Der Nationalökonom David Ricardo hatte kurz vor der Schlacht bei Waterloo ebenfalls in großem Umfang britische Staatsanleihen erworben und setzte damit auf einen Sieg der britischen Truppen. Als diese die Schlacht gewannen, machten ihn die Kurssteigerungen zu einem der reichsten Briten.[9] Er soll mehr als eine Million Pfund Sterling Kursgewinn erzielt haben.[10]

Königlich Preussische Staatsanleihe über 300 Mark vom 7. Juli 1880

Die Verfassung des Preußischen Staats vom 31. Januar 1850 bestimmte in Artikel 103, dass „Anleihen für die Staatskasse nur auf Grund eines Gesetzes“ stattfinden.[11] So etwa nahm Preußen Staatsanleihen aufgrund des Gesetzes „betreffend die Konsolidation Preußischer Staatsanleihen vom 19. Dezember 1869“ auf.[12] Zur Finanzierung des Sezessionskrieges nahmen sowohl die Nord- als auch die Südstaaten Kriegsanleihen auf. 1863 erwarben die Banken Regierungsanleihen, mit denen die Unionsarmee finanziert wurde. Die ärmeren Südstaaten boten im selben Jahr Pfandanleihen mit Baumwolle als Sicherheit an. Im Mai 1863 eroberten die Nordstaaten Jackson (Mississippi), die Südstaaten kapitulierten schließlich am 4. Juli 1863 in Vicksburg (Mississippi) – auch weil es ihnen nicht gelang, die hohen Kriegskosten vollständig mit Staatsanleihen zu finanzieren.

Argentinische Anleihen nehmen in der Historie der Staatsanleihen eine Sonderrolle ein, denn sie waren gleich mehrfach von Moratorien und Staatsbankrott betroffen (Argentinien-Krise) und beschäftigten internationale Gerichte.
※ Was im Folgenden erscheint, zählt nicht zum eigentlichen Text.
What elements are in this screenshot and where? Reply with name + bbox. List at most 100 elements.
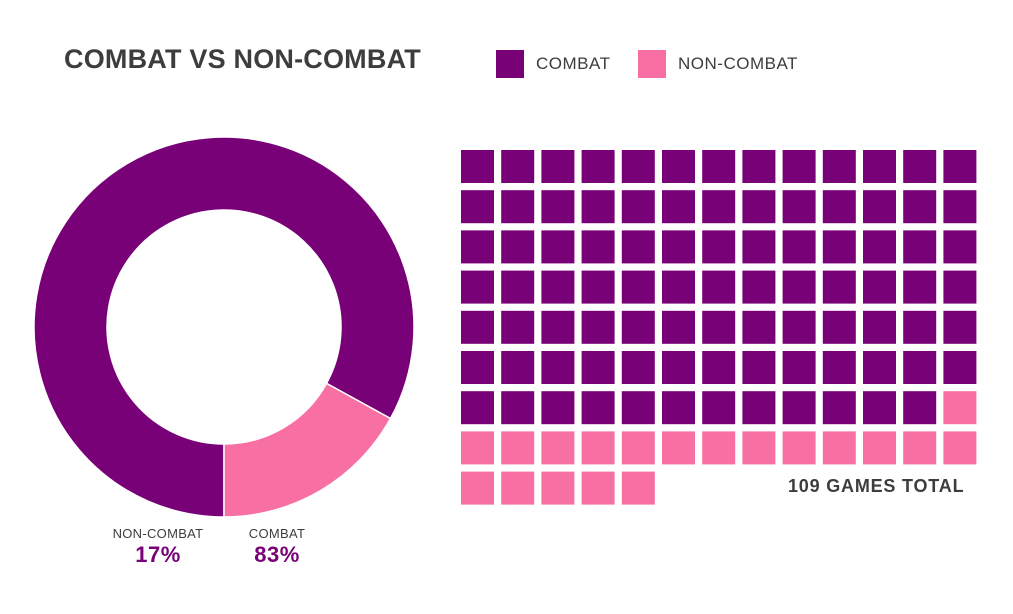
- waffle-cell-non-combat: [621, 471, 655, 505]
- waffle-cell-combat: [541, 351, 575, 384]
- waffle-cell-combat: [662, 270, 695, 304]
- legend-label-combat: COMBAT: [536, 54, 611, 73]
- waffle-cell-combat: [742, 230, 776, 264]
- waffle-cell-combat: [822, 230, 856, 264]
- waffle-cell-combat: [702, 310, 736, 344]
- chart-title: COMBAT VS NON-COMBAT: [64, 44, 421, 74]
- waffle-cell-non-combat: [903, 431, 937, 465]
- waffle-cell-non-combat: [461, 431, 494, 465]
- waffle-cell-combat: [702, 190, 736, 224]
- waffle-cell-non-combat: [943, 431, 977, 465]
- waffle-cell-combat: [581, 351, 615, 384]
- waffle-cell-combat: [581, 190, 615, 224]
- waffle-cell-combat: [863, 391, 896, 425]
- waffle-cell-combat: [541, 310, 575, 344]
- waffle-cell-combat: [662, 190, 695, 224]
- waffle-cell-combat: [461, 391, 494, 425]
- waffle-cell-combat: [541, 270, 575, 304]
- waffle-cell-combat: [863, 270, 896, 304]
- waffle-cell-combat: [943, 190, 977, 224]
- legend-item-combat: COMBAT: [496, 50, 610, 78]
- waffle-cell-combat: [782, 230, 816, 264]
- slice-label-combat: COMBAT 83%: [232, 526, 322, 568]
- waffle-cell-combat: [702, 230, 736, 264]
- waffle-cell-combat: [782, 190, 816, 224]
- waffle-cell-combat: [541, 391, 575, 425]
- waffle-cell-combat: [742, 190, 776, 224]
- waffle-cell-combat: [702, 391, 736, 425]
- waffle-cell-combat: [742, 310, 776, 344]
- waffle-cell-combat: [501, 310, 535, 344]
- waffle-cell-combat: [501, 150, 535, 183]
- waffle-cell-combat: [541, 230, 575, 264]
- waffle-cell-combat: [662, 310, 695, 344]
- waffle-cell-combat: [501, 230, 535, 264]
- waffle-cell-combat: [742, 351, 776, 384]
- waffle-cell-combat: [903, 310, 937, 344]
- waffle-cell-combat: [702, 351, 736, 384]
- waffle-cell-combat: [621, 351, 655, 384]
- waffle-cell-combat: [461, 310, 494, 344]
- waffle-cell-combat: [501, 190, 535, 224]
- waffle-cell-combat: [581, 150, 615, 183]
- waffle-cell-combat: [822, 351, 856, 384]
- waffle-cell-non-combat: [662, 431, 695, 465]
- waffle-cell-combat: [742, 150, 776, 183]
- waffle-cell-non-combat: [581, 431, 615, 465]
- waffle-cell-combat: [943, 270, 977, 304]
- waffle-cell-non-combat: [782, 431, 816, 465]
- waffle-cell-non-combat: [863, 431, 896, 465]
- waffle-cell-combat: [742, 391, 776, 425]
- waffle-cell-non-combat: [541, 471, 575, 505]
- waffle-cell-combat: [903, 190, 937, 224]
- waffle-cell-combat: [943, 310, 977, 344]
- waffle-cell-combat: [702, 270, 736, 304]
- waffle-cell-combat: [621, 230, 655, 264]
- waffle-cell-combat: [822, 190, 856, 224]
- legend-swatch-combat: [496, 50, 524, 78]
- waffle-cell-combat: [822, 391, 856, 425]
- waffle-cell-combat: [581, 230, 615, 264]
- waffle-cell-combat: [541, 150, 575, 183]
- waffle-cell-combat: [903, 351, 937, 384]
- donut-slice-combat: [33, 136, 415, 518]
- waffle-cell-non-combat: [581, 471, 615, 505]
- waffle-cell-non-combat: [501, 431, 535, 465]
- waffle-cell-combat: [943, 351, 977, 384]
- slice-name-combat: COMBAT: [248, 526, 306, 541]
- waffle-cell-combat: [863, 230, 896, 264]
- donut-slice-non-combat: [223, 382, 392, 518]
- waffle-cell-non-combat: [943, 391, 977, 425]
- waffle-cell-combat: [903, 230, 937, 264]
- waffle-cell-combat: [782, 351, 816, 384]
- waffle-cell-combat: [662, 391, 695, 425]
- waffle-cell-combat: [501, 270, 535, 304]
- legend-item-noncombat: NON-COMBAT: [638, 50, 798, 78]
- slice-value-combat: 83%: [254, 542, 300, 567]
- waffle-cell-combat: [621, 190, 655, 224]
- waffle-cell-combat: [943, 150, 977, 183]
- waffle-cell-non-combat: [742, 431, 776, 465]
- waffle-cell-combat: [662, 150, 695, 183]
- waffle-cell-non-combat: [822, 431, 856, 465]
- waffle-cell-non-combat: [501, 471, 535, 505]
- waffle-cell-combat: [581, 391, 615, 425]
- slice-name-noncombat: NON-COMBAT: [112, 526, 204, 541]
- waffle-cell-combat: [822, 150, 856, 183]
- waffle-cell-combat: [501, 391, 535, 425]
- waffle-cell-combat: [461, 190, 494, 224]
- waffle-cell-combat: [903, 391, 937, 425]
- waffle-cell-combat: [903, 270, 937, 304]
- waffle-cell-combat: [863, 310, 896, 344]
- waffle-cell-non-combat: [541, 431, 575, 465]
- waffle-cell-combat: [461, 270, 494, 304]
- waffle-cell-combat: [863, 150, 896, 183]
- legend-swatch-noncombat: [638, 50, 666, 78]
- games-total-label: 109 GAMES TOTAL: [788, 476, 965, 496]
- waffle-cell-non-combat: [461, 471, 494, 505]
- waffle-cell-combat: [621, 270, 655, 304]
- waffle-cell-combat: [782, 310, 816, 344]
- waffle-cell-combat: [822, 310, 856, 344]
- waffle-cell-combat: [943, 230, 977, 264]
Argentinien stellte die Zahlung des Schuldendienstes (Zinsen und Tilgung) bereits für seine erste, 1825 emittierte Staatsanleihe im Jahre 1829 für die nächsten 28 Jahre bis 1857 ein.[13] Diesem Moratorium folgte ein weiteres im April 1987. Im Januar 2001 schließlich rief das Land den Staatsnotstand aus, verbunden mit der Zahlungsunfähigkeit für Staatsanleihen im Februar 2001. Ende 2005 erreichten Staatsanleihen rund 50 Prozent der argentinischen öffentlichen Schulden.
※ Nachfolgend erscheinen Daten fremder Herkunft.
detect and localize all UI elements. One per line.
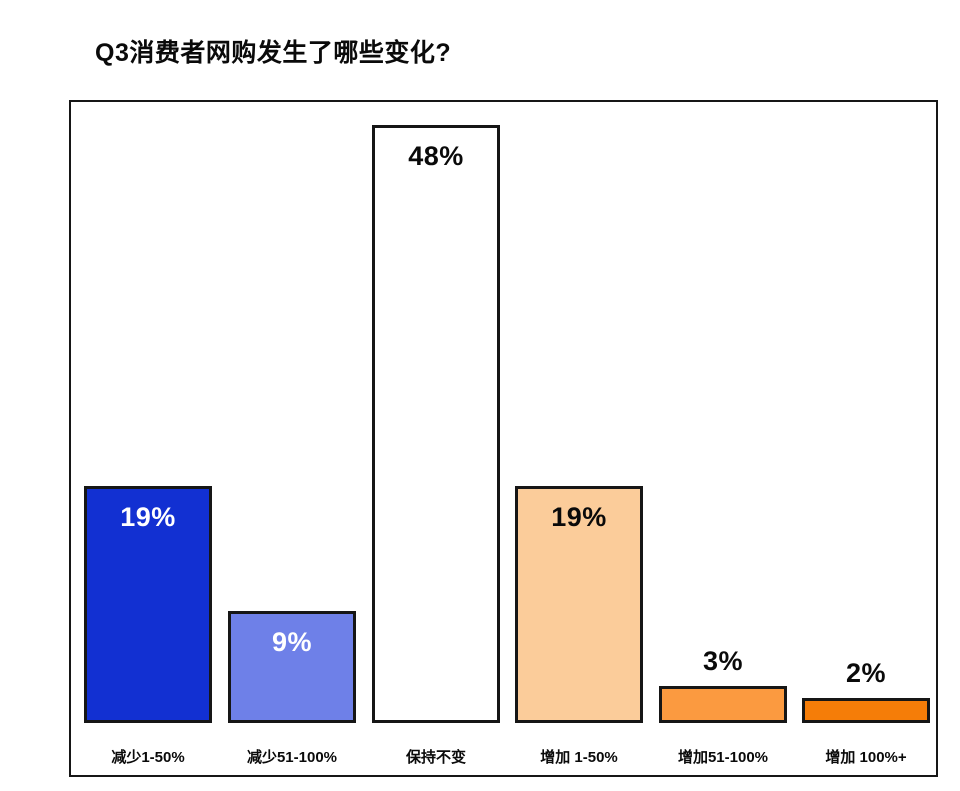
bar-value-label: 19% <box>551 502 607 532</box>
bar-value-label: 9% <box>271 627 313 657</box>
bar-增加 100%+ <box>802 698 930 723</box>
bar-增加51-100% <box>659 686 787 723</box>
chart-plot-area: 19% 减少1-50% 9% 减少51-100% 48% 保持不变 19% 增加 1-50% 3… <box>69 100 938 777</box>
chart-title: Q3消费者网购发生了哪些变化? <box>95 39 452 67</box>
bar-保持不变 <box>372 125 500 723</box>
bar-增加 1-50% <box>515 486 643 723</box>
x-axis-label: 增加 1-50% <box>540 749 618 766</box>
bar-减少1-50% <box>84 486 212 723</box>
bar-value-label: 48% <box>408 141 464 171</box>
bar-减少51-100% <box>228 611 356 723</box>
x-axis-label: 增加 100%+ <box>825 749 907 766</box>
x-axis-label: 增加51-100% <box>677 749 769 766</box>
x-axis-label: 减少1-50% <box>111 749 185 766</box>
bar-value-label: 3% <box>702 646 744 676</box>
bar-value-label: 2% <box>845 658 887 688</box>
bar-value-label: 19% <box>120 502 176 532</box>
x-axis-label: 保持不变 <box>405 749 466 766</box>
x-axis-label: 减少51-100% <box>246 749 338 766</box>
Das Deutsche Kaiserreich brachte im September 1914 eine Staatsanleihe auf den Markt, die den Ersten Weltkrieg finanziell überhaupt erst möglich machte und die der Wirtschaftskolumnist Leo Jolles in einem Leitartikel damals ein „Milliardenopfer“ nannte:

„Der Niedergang der Industriesonne hatte den neuen Abschnitt in der Geschichte der deutschen Staatsanleihen vorbereitet. Der Aufstieg der gewerblichen Konjunktur, der im Frühjahr 1914 kommen sollte, blieb aus; und das Verhalten der Börse ließ keinen Zweifel, dass die Hoffnung auf neue Dividendensiege sich nicht erfüllen werde. […] Die Krönung dieser Entwicklungsepoche bildet das Ergebnis der Kriegsanleihen. […] Kein Wertobjekt kann so leicht zu Geld gemacht werden wie ein deutsches Staatspapier.“[14]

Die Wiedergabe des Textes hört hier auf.